Kebiasan mencium anak adalah salah satu bentuk tindakan yang dapat memberikan pengaruh besar terhadap perkembangan jiwa dan mental seorang anak. Menurut salah seorang psikolog, Ketty Murtini, kebiasan memeluk dan mencium anak akan berdampak bagi psikologi anak. Anak akan memiliki hati yang lembut serta menjadi pribadi penyayang. 

Aspek finansial sebagai hak anak-anak juga diperhatikan oleh Islam, seperti yang terlihat dengan adanya hukum waris. Bahkan, Islam telah memberikan rincian bagian yang akan didapatkan oleh anak-anak dari warisan yang ditinggalkan oleh orangtuanya, seperti yang terlihat dalam surah al-Nisa: 11.

Karena itu pula, maka Islam memberikan batas maksimal bagi seseorang yang ingin memberikan hartanya sebagai wasiat, yaitu tidak melebihi sepertiga harta yang dimilikinya. Ini bertujuan agar anak atau keluarga inti dapat melanjutkan hidup dengan lebih baik.

Hak anak-anak lainnya adalah pendidikan. Seorang anak memiliki hak untuk mendapatkan pendidikan yang baik, baik dari orangtua atau pun orang lain yang bertanggung jawab dalam hal ini, sesuai dengan minat, urgensi, dan kemampuan mereka.

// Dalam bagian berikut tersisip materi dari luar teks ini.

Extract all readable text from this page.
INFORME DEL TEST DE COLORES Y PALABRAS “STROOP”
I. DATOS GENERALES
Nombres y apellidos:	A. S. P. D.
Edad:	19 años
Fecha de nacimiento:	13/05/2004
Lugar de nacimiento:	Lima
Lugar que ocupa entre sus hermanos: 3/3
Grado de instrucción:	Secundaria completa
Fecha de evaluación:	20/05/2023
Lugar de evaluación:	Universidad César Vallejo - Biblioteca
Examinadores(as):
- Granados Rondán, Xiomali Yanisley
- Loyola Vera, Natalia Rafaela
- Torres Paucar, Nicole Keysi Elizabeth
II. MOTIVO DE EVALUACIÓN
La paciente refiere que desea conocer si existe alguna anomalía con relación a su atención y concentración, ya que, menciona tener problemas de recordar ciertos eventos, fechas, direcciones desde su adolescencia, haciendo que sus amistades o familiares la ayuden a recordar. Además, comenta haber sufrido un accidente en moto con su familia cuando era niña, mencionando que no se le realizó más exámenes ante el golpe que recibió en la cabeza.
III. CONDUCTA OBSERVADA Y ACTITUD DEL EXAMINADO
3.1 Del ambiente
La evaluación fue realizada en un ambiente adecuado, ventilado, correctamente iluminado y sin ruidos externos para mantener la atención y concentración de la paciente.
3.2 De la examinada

Syekh Ali Jum’ah mengingatkan bahwa Islam adalah agama pengetahuan sejak pertama kali ia hadir. Hal ini tercermin dari perintah pertama Tuhan kepada Nabi Muhammad saw, yaitu perintah untuk membaca.    

Kekerasan terhadap Anak

Syekh Ali Jum’ah, dengan berpatokan pada Konvensi tentang Hak-Hak Anak menyebutkan bahwa bentuk-bentuk kekerasan terhadap anak dapat dibagi menjadi tiga jenis, yaitu kekerasan fisik, kekerasan psikis, dan penelantaran.

Masyarakat sudah maklum dengan bentuk kekerasan fisik dan kekerasan psikis. Tapi, hanya sedikit yang mengerti atau memiliki pemahaman bahwa penelantaran merupakan salah satu bentuk kekerasan terhadap anak. Contoh dari penelantaran sebagai kekerasan terhadap anak adalah kelalailan dalam memberikan perawatan kesehatan, makanan, minuman, pakaian, dan lain sebagainya.

Bagi Syekh Ali Jum’ah, bentuk kekerasan terburuk terhadap anak adalah pelecehan seksual. Pelecehan seksual terhadap anak tidak hanya berdampak pada fisik anak, yang secara biologis belum tumbuh secara matang, tetapi juga akan sangat berdampak pada kondisi mentalnya.

Peran Syariat dalam Mencegah Kekerasan terhadap Anak

Syekh Ali Jum’ah menjelaskan bagaimana sebenarnya agama Islam telah memberikan sebuah mekanisme pencegahan kekerasan terhadap anak. Menurutnya, agama Islam adalah agama yang mengajarkan sikap lemah lembut. Sikap ini menjadi ciri hukum Ilahi sehingga berinteraksi dengan semua makhluk Tuhan harus dengan sikap lemah lembut.

Cara pencegahan lainnya adalah bahwa dalam Islam terdapat mekanisme hukum ta’dzir, penetapan sanksi yang di dalam al-Qur’an dan hadis tidak dirinci dengan jelas sehingga hakim atau orang/lembaga yang berwenang dapat menentukan sendiri sanksi yang akan dilaksanakan. Terkait dengan masalah perlindungan anak, maka hukum ta’dzir dapat diatur sesuai dengan kebutuhan dan kemaslahatan yang ingin dicapai.

Sumber bacaan:
Jum’ah, Ali. 2022. “Fenomena Kekerasan Terhadap Anak: Perlindungan Serta Hak-hak Anak dalam Islam.” Dalam Hak dan Perlindungan Anak dalam Islam, 38–56. Jakarta: UNICEF Indonesia.